Targeting drugs to specific cells by conjugating the drug to a ligand for a cell surface receptor has the potential to yield earlier detection of pathology; better localization for intervention; and, fewer side effects from drug therapies. Cancer drugs can be targeted by conjugating ligand(s) specific for an over-expressed receptor with carrier entities such as polymers, thereby creating multivalent constructs and enabling more specific targeting of tumor cells relative to non-tumor cells. In the brain, systemic drug delivery is often not effective due to the blood-brain barrier, so direct injection to the tissue is required. A mathematical model of diffusive and convective transport of multivalent constructs within tissue was developed, including the biophysics of binding to tumor and non-tumor cells, to optimize construct targeting to tumor cells in brain tissue. Predictive modeling indicates that in order to optimize attainable contrast between tumor and non-tumor tissue, a convective wash must be included subsequent to delivery to remove unbound construct.

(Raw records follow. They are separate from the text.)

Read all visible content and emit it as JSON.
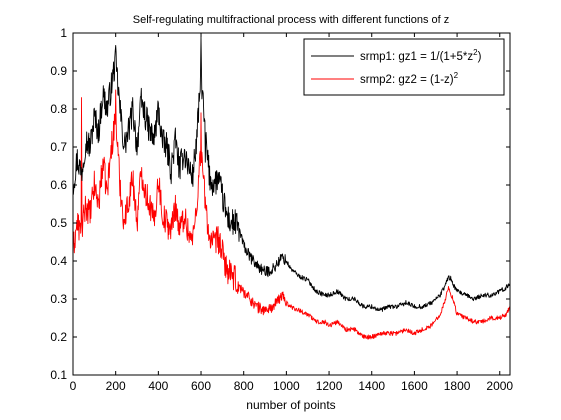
{
  "chart_data": {
    "type": "line",
    "title": "Self-regulating multifractional process with different functions of z",
    "xlabel": "number of points",
    "ylabel": "",
    "xlim": [
      0,
      2048
    ],
    "ylim": [
      0.1,
      1.0
    ],
    "x_ticks": [
      0,
      200,
      400,
      600,
      800,
      1000,
      1200,
      1400,
      1600,
      1800,
      2000
    ],
    "y_ticks": [
      0.1,
      0.2,
      0.3,
      0.4,
      0.5,
      0.6,
      0.7,
      0.8,
      0.9,
      1
    ],
    "grid": false,
    "legend_position": "top-right",
    "series": [
      {
        "name_main": "srmp1: gz1 = 1/(1+5*z",
        "name_sup": "2",
        "name_tail": ")",
        "color": "#000000",
        "x": [
          0,
          20,
          40,
          60,
          80,
          100,
          120,
          140,
          160,
          180,
          200,
          220,
          240,
          260,
          280,
          300,
          320,
          340,
          360,
          380,
          400,
          420,
          440,
          460,
          480,
          500,
          520,
          540,
          560,
          580,
          600,
          620,
          640,
          660,
          680,
          700,
          720,
          740,
          760,
          780,
          800,
          830,
          860,
          900,
          940,
          980,
          1000,
          1020,
          1060,
          1100,
          1140,
          1180,
          1200,
          1240,
          1280,
          1320,
          1360,
          1400,
          1440,
          1480,
          1520,
          1560,
          1600,
          1640,
          1680,
          1720,
          1740,
          1760,
          1780,
          1800,
          1840,
          1880,
          1920,
          1960,
          2000,
          2030,
          2048
        ],
        "y": [
          0.6,
          0.67,
          0.63,
          0.72,
          0.7,
          0.78,
          0.74,
          0.84,
          0.8,
          0.86,
          0.93,
          0.8,
          0.7,
          0.74,
          0.8,
          0.7,
          0.82,
          0.78,
          0.74,
          0.72,
          0.8,
          0.71,
          0.7,
          0.64,
          0.72,
          0.64,
          0.69,
          0.65,
          0.62,
          0.72,
          0.89,
          0.73,
          0.62,
          0.6,
          0.62,
          0.57,
          0.52,
          0.5,
          0.5,
          0.48,
          0.44,
          0.41,
          0.39,
          0.37,
          0.38,
          0.41,
          0.4,
          0.38,
          0.36,
          0.35,
          0.32,
          0.31,
          0.31,
          0.32,
          0.3,
          0.3,
          0.28,
          0.28,
          0.27,
          0.28,
          0.28,
          0.29,
          0.28,
          0.28,
          0.29,
          0.31,
          0.33,
          0.36,
          0.34,
          0.32,
          0.31,
          0.3,
          0.31,
          0.31,
          0.32,
          0.33,
          0.34
        ],
        "spikes": [
          [
            600,
            0.99
          ],
          [
            620,
            0.66
          ],
          [
            1770,
            0.36
          ]
        ]
      },
      {
        "name_main": "srmp2: gz2 = (1-z)",
        "name_sup": "2",
        "name_tail": "",
        "color": "#ff0000",
        "x": [
          0,
          20,
          40,
          60,
          80,
          100,
          120,
          140,
          160,
          180,
          200,
          220,
          240,
          260,
          280,
          300,
          320,
          340,
          360,
          380,
          400,
          420,
          440,
          460,
          480,
          500,
          520,
          540,
          560,
          580,
          600,
          620,
          640,
          660,
          680,
          700,
          720,
          740,
          760,
          780,
          800,
          830,
          860,
          900,
          940,
          980,
          1000,
          1020,
          1060,
          1100,
          1140,
          1180,
          1200,
          1240,
          1280,
          1320,
          1360,
          1400,
          1440,
          1480,
          1520,
          1560,
          1600,
          1640,
          1680,
          1720,
          1740,
          1760,
          1780,
          1800,
          1840,
          1880,
          1920,
          1960,
          2000,
          2030,
          2048
        ],
        "y": [
          0.43,
          0.5,
          0.47,
          0.55,
          0.52,
          0.6,
          0.55,
          0.66,
          0.58,
          0.7,
          0.78,
          0.6,
          0.5,
          0.56,
          0.62,
          0.5,
          0.64,
          0.58,
          0.55,
          0.5,
          0.62,
          0.52,
          0.5,
          0.48,
          0.55,
          0.48,
          0.52,
          0.48,
          0.45,
          0.55,
          0.7,
          0.55,
          0.46,
          0.44,
          0.46,
          0.42,
          0.38,
          0.36,
          0.35,
          0.33,
          0.32,
          0.3,
          0.28,
          0.27,
          0.28,
          0.31,
          0.29,
          0.28,
          0.27,
          0.26,
          0.24,
          0.24,
          0.23,
          0.24,
          0.22,
          0.22,
          0.2,
          0.2,
          0.21,
          0.21,
          0.21,
          0.22,
          0.21,
          0.22,
          0.23,
          0.26,
          0.29,
          0.33,
          0.3,
          0.26,
          0.25,
          0.24,
          0.24,
          0.25,
          0.25,
          0.26,
          0.28
        ],
        "spikes": [
          [
            40,
            0.83
          ],
          [
            200,
            0.85
          ],
          [
            600,
            0.79
          ]
        ]
      }
    ]
  }
}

To demonstrate proof-of-concept, novel multivalent cell targeting conjugates were synthesized and characterized, and experiments were done in vitro to determine their binding ability to glioblastoma and normal healthy astrocyte (NHA) cells. To validate the results of the model, 3-D cell-gel co-cultures were created to test the delivery scheme predictions. Construct binding to tumor cells only relative to non-tumor cells, and increased visualization of tumor cells relative to background after a wash period were accomplished. Through the integration and collaboration of the multidisciplinary fields of engineering, mathematics, chemistry, and biology, a novel approach to predict, identify, and implement a solution to a challenging problem was achieved.